# wife entitled to JB?



## thomas1234 (20 Feb 2010)

hey, 

just a quick query.

my wife was made redundant late last year from a full time job. on 1st jan this year, she started working 3 days a week in the family business. (my family, not hers). i'm a paye employee, not a director. 

is she entitled to jobseekers benefit for the other 2 days of the week? our joint income would be quite high, and we are jointly assessed.

just thought i'd chance my arm!

cheers
tom


----------



## Jano (20 Feb 2010)

Had she been in receipt of JB up to then? Not sure of the implications of not claiming on time - if any, If she was in receipt of JB after being made redundant from a full time job, AFAIK she would get JB for any days not worked and the SW week is a 6 day week, not incl Sunday.


----------



## thomas1234 (21 Feb 2010)

No, she's never received a penny from social welfare. there was only about 6 weeks between the redundancy and starting the part time job.

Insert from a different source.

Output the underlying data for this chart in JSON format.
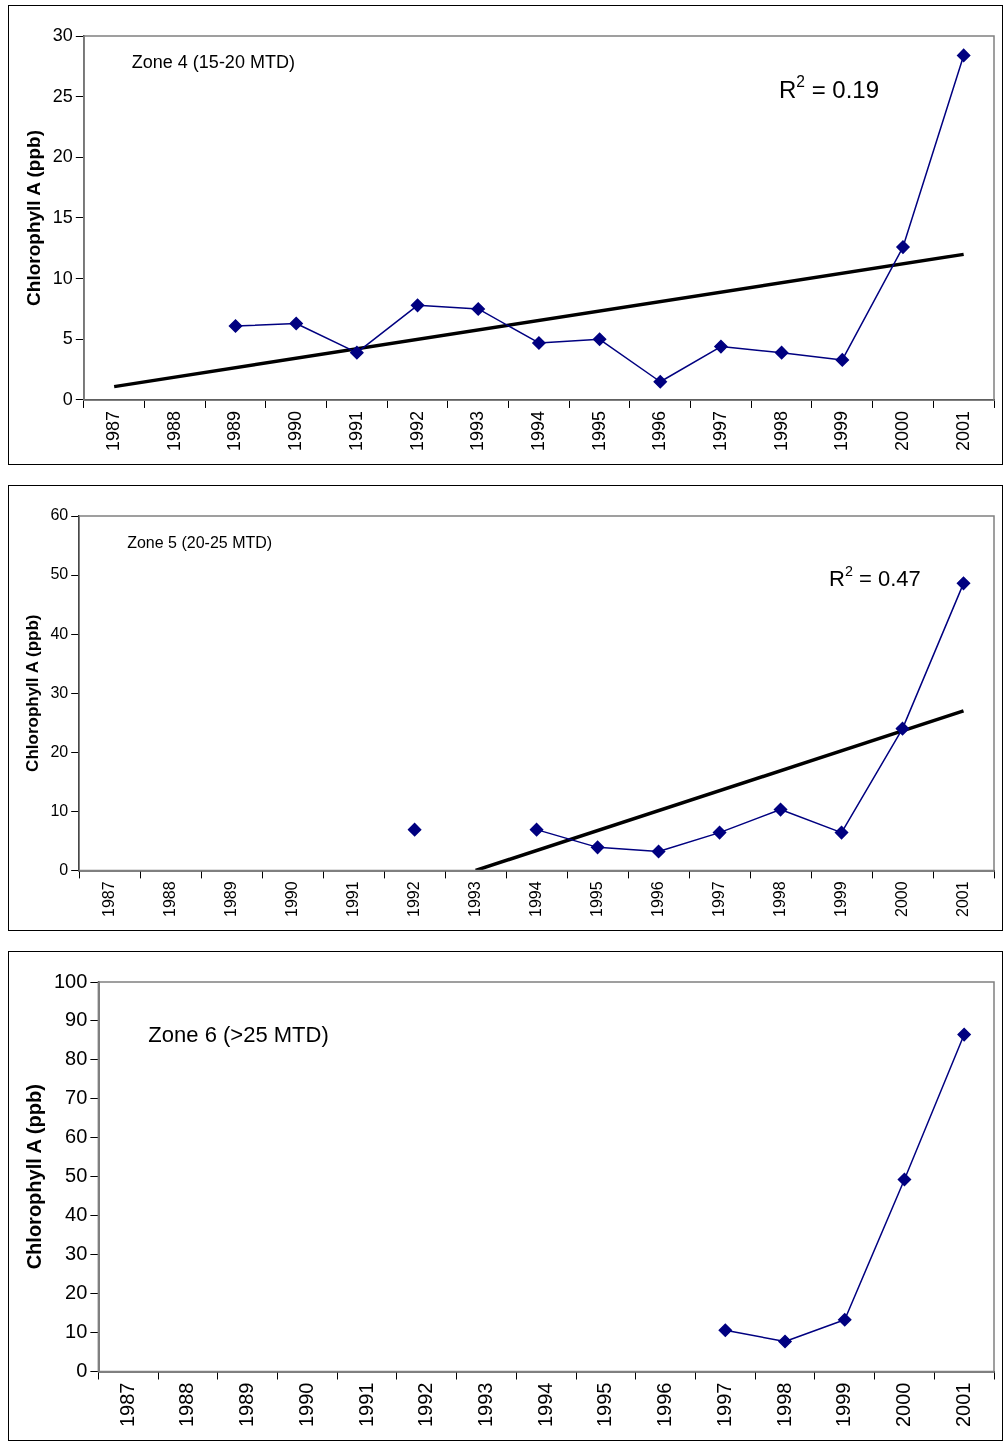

It didn't even occur to us to claim anything, but someone mentioned that she could be eligible to a payment.


----------



## pudds (21 Feb 2010)

To claim UB or UA you have to be unemployed and your wife is working.


----------



## Berni (21 Feb 2010)

pudds said:


> To claim UB or UA you have to be unemployed and your wife is working.



Wrong, you have to have suffered a loss of employment. Not always the same thing.
The main questions for your wife now are: is it currently her choice to only work 3 days a week, and is she looking for work for the other days?


----------



## pudds (22 Feb 2010)

Berni said:


> Wrong, you have to have suffered a loss of employment. Not always the same thing.
> The main questions for your wife now are: is it currently her choice to only work 3 days a week, and is she looking for work for the other days?



Your are indeed correct. 



> To qualify for Jobseeker's Benefit you must:
> 
> 
> Be unemployed (you must be fully unemployed or unemployed for at  least 3 days in 6)
> ...


----------



## Magpie (24 Feb 2010)

Nope, not entitled. If you take a job for 3 days a week, knowing it is 3 days a week, you haven't any involuntary loss of employment. You can't apply for JB when you have chosen to work part time.


----------



## Welfarite (24 Feb 2010)

Magpie said:


> Nope, not entitled. If you take a job for 3 days a week, knowing it is 3 days a week, you haven't any involuntary loss of employment. You can't apply for JB when you have chosen to work part time.


 Ther is nothing to say that the OP's wife took the job as it was only P/T work rather than F/T. It may be that ther was no F/T available and so there may be an entitlement to JB for other days.


----------



## thomas1234 (25 Feb 2010)

hey,

yes, she's available to work full time; this job was the only thing going, and you'd be mad to turn down anything at the moment!!!  

i take it that she would be entitled to something in that case?

thanks


----------



## dolly (26 Feb 2010)

She should apply anyway. Nothing to lose.


----------